FRET between microtubules and kinesin. Each TIRF microscopy image shows long-wavelength (> 635 nm) fluorescent emission from microtubules immobilized on a coverslip under 532 nm (donor) excitation. (A) TAMRA-X-taxol microtubules decorated with kinesin with Cy5.5 on C45. Decoration density 0.1 kinesin heads per tubulin dimer. The emission in this image includes contributions from FRET, leak-through donor emission and direct acceptor excitation. (B) Undecorated TAMRA-X-taxol microtubules, showing the emission due to leak-through. (C) Unlabeled microtubules decorated with kinesin with Cy5.5 attached to C45, showing the emission due to direct excitation. Bar: 5 μm; intensity scale (Right, a.u.) applies to all three images. Microtubule fluorescence in (A) is significantly larger than the sum of intensities in (B) and (C), demonstrating FRET.

Fig. 3.

Comparison of FRET to positions on kinesin head with predictions based on EM reconstructions.
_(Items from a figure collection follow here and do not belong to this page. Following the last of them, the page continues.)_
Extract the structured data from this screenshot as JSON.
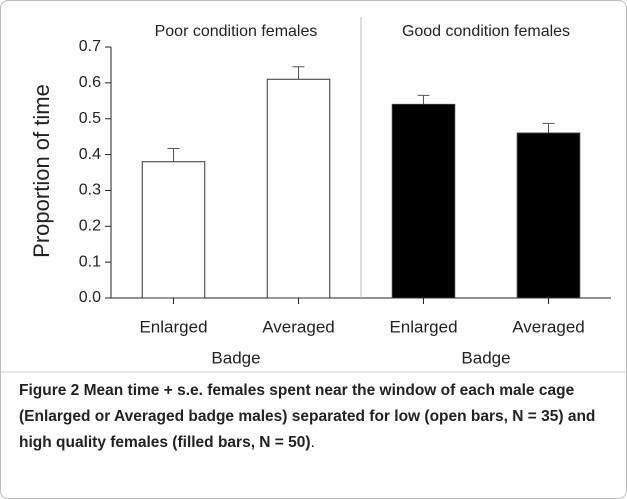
{
  "chart_data": [
    {
      "type": "bar",
      "title": "Poor condition females",
      "xlabel": "Badge",
      "ylabel": "Proportion of time",
      "categories": [
        "Enlarged",
        "Averaged"
      ],
      "values": [
        0.38,
        0.61
      ],
      "errors": [
        0.037,
        0.035
      ],
      "color": "#ffffff",
      "ylim": [
        0,
        0.7
      ],
      "yticks": [
        {
          "value": 0,
          "label": "0.0"
        },
        0.1,
        0.2,
        0.3,
        0.4,
        0.5,
        0.6,
        0.7
      ]
    },
    {
      "type": "bar",
      "title": "Good condition females",
      "xlabel": "Badge",
      "categories": [
        "Enlarged",
        "Averaged"
      ],
      "values": [
        0.54,
        0.46
      ],
      "errors": [
        0.025,
        0.027
      ],
      "color": "#000000"
    }
  ],
  "caption": {
    "label": "Figure 2",
    "text": "Mean time + s.e. females spent near the window of each male cage (Enlarged or Averaged badge males) separated for low (open bars, N = 35) and high quality females (filled bars, N = 50)",
    "end": "."
  }
}
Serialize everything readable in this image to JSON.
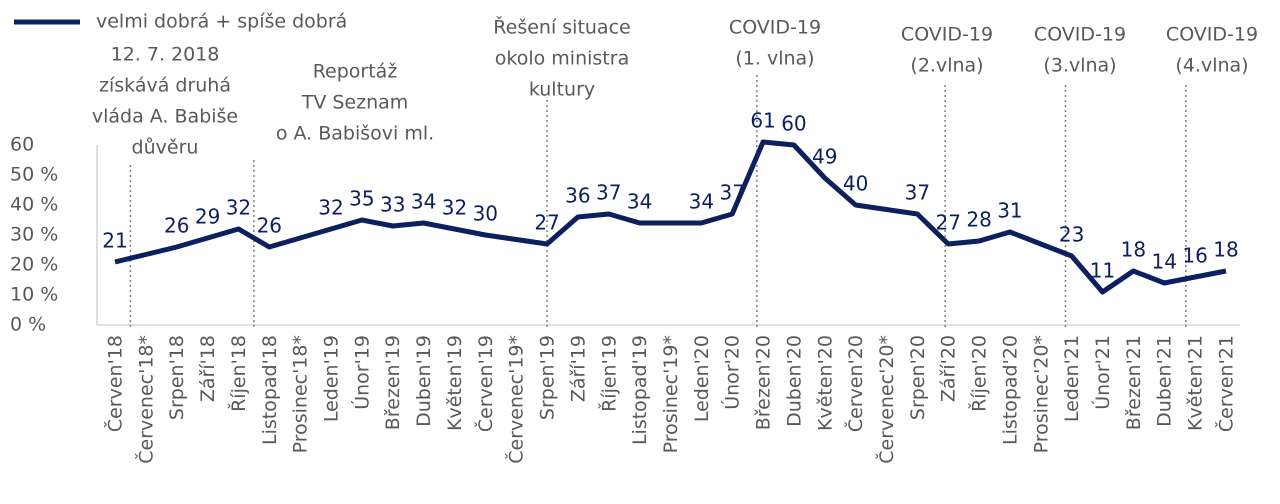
{
  "chart_data": {
    "type": "line",
    "legend": "velmi dobrá + spíše dobrá",
    "color": "#0c1f5f",
    "categories": [
      "Červen'18",
      "Červenec'18*",
      "Srpen'18",
      "Září'18",
      "Říjen'18",
      "Listopad'18",
      "Prosinec'18*",
      "Leden'19",
      "Únor'19",
      "Březen'19",
      "Duben'19",
      "Květen'19",
      "Červen'19",
      "Červenec'19*",
      "Srpen'19",
      "Září'19",
      "Říjen'19",
      "Listopad'19",
      "Prosinec'19*",
      "Leden'20",
      "Únor'20",
      "Březen'20",
      "Duben'20",
      "Květen'20",
      "Červen'20",
      "Červenec'20*",
      "Srpen'20",
      "Září'20",
      "Říjen'20",
      "Listopad'20",
      "Prosinec'20*",
      "Leden'21",
      "Únor'21",
      "Březen'21",
      "Duben'21",
      "Květen'21",
      "Červen'21"
    ],
    "values": [
      21,
      23.5,
      26,
      29,
      32,
      26,
      29,
      32,
      35,
      33,
      34,
      32,
      30,
      28.5,
      27,
      36,
      37,
      34,
      34,
      34,
      37,
      61,
      60,
      49,
      40,
      38.5,
      37,
      27,
      28,
      31,
      27,
      23,
      11,
      18,
      14,
      16,
      18
    ],
    "value_labels": [
      "21",
      null,
      "26",
      "29",
      "32",
      "26",
      null,
      "32",
      "35",
      "33",
      "34",
      "32",
      "30",
      null,
      "27",
      "36",
      "37",
      "34",
      null,
      "34",
      "37",
      "61",
      "60",
      "49",
      "40",
      null,
      "37",
      "27",
      "28",
      "31",
      null,
      "23",
      "11",
      "18",
      "14",
      "16",
      "18"
    ],
    "ylim": [
      0,
      60
    ],
    "yticks": [
      {
        "value": 0,
        "label": "0 %"
      },
      {
        "value": 10,
        "label": "10 %"
      },
      {
        "value": 20,
        "label": "20 %"
      },
      {
        "value": 30,
        "label": "30 %"
      },
      {
        "value": 40,
        "label": "40 %"
      },
      {
        "value": 50,
        "label": "50 %"
      },
      60
    ],
    "annotations": [
      {
        "x": 0.5,
        "lines": [
          "12. 7. 2018",
          "získává druhá",
          "vláda A. Babiše",
          "důvěru"
        ]
      },
      {
        "x": 4.5,
        "lines": [
          "Reportáž",
          "TV Seznam",
          "o A. Babišovi ml."
        ]
      },
      {
        "x": 14,
        "lines": [
          "Řešení situace",
          "okolo ministra",
          "kultury"
        ]
      },
      {
        "x": 20.8,
        "lines": [
          "COVID-19",
          "(1. vlna)"
        ]
      },
      {
        "x": 26.9,
        "lines": [
          "COVID-19",
          "(2.vlna)"
        ]
      },
      {
        "x": 30.8,
        "lines": [
          "COVID-19",
          "(3.vlna)"
        ]
      },
      {
        "x": 34.7,
        "lines": [
          "COVID-19",
          "(4.vlna)"
        ]
      }
    ]
  }
}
Black: Predicted FRET; line width indicates the range of predictions from two different EM reconstructions. Gray: histograms of FRET measurements, one value per microtubule. FRET was from TAMRA-X-taxol to Cy5.5 attached at C45 (A; N = 72), A128C (B; N = 73), and S181C (C; N = 18). The prediction lies within ± 2 × S.E. of the measured value in (A) and (C); in (B) there is a possibly significant but still small (ΔE =  ∼ 0.14, corresponding to ∼11 Å) deviation, perhaps attributable to a small perturbation of the loop structure by the cysteine substitution at position 128.

Fig. 4.

The kinesin neck is oriented parallel to the microtubule surface. (A) Points: FRET efficiencies (mean ± 95%C.I.) to Cy5.5 attached at three different sites on the kinesin neck (K349C [N = 86], G364C [N = 118] and A378C [N = 92] are at 0, 23, and 43 Å from the base of the neck, respectively). Black Line: best fit neck orientation. Red Line: radial neck orientation. (B) End-on view of the top protofilament of a microtubule (Blue, β-tubulin; Pink, α-tubulin) and a bound kinesin dimer (Yellow, Green) with the neck oriented almost parallel to the microtubule surface according to the best fit of (A). The fit parameters, angle α and height h, are marked. The value of h (measured at K349C, four residues after the base of the neck) agrees with the height of the base of the neck (Green Dot) determined by EM reconstructions. (C) View from above of one protofilament of a microtubule and two bound kinesin dimers modeled with a surface-parallel neck (α =  ∼ 0°) in either the axial (θ = 0°) or tangent (θ = 90°) orientations (Red Arrows). Both orientations are consistent with the FRET data, but only the nonaxial orientation is reasonable due to structural constraints (see text).

Fig. 5.

Ruling out alternative explanations for neck orientation. (A) Effect of kinesin density on efficiency of FRET to Cy5.5 at the end of the neck (Blue, mean ± 95%C.I., N = 16 - 44), and of BCCP/HIS tag removal (Red, N = 76). Wide error bar at the lowest density results from low signal/noise. (B) Effect of E-hook removal by subtilisin digestion of microtubules (Red, N = 30 - 41) on FRET efficiency (mean ± 95% C.I.). Data for undigested microtubules (Black) is shown for comparison.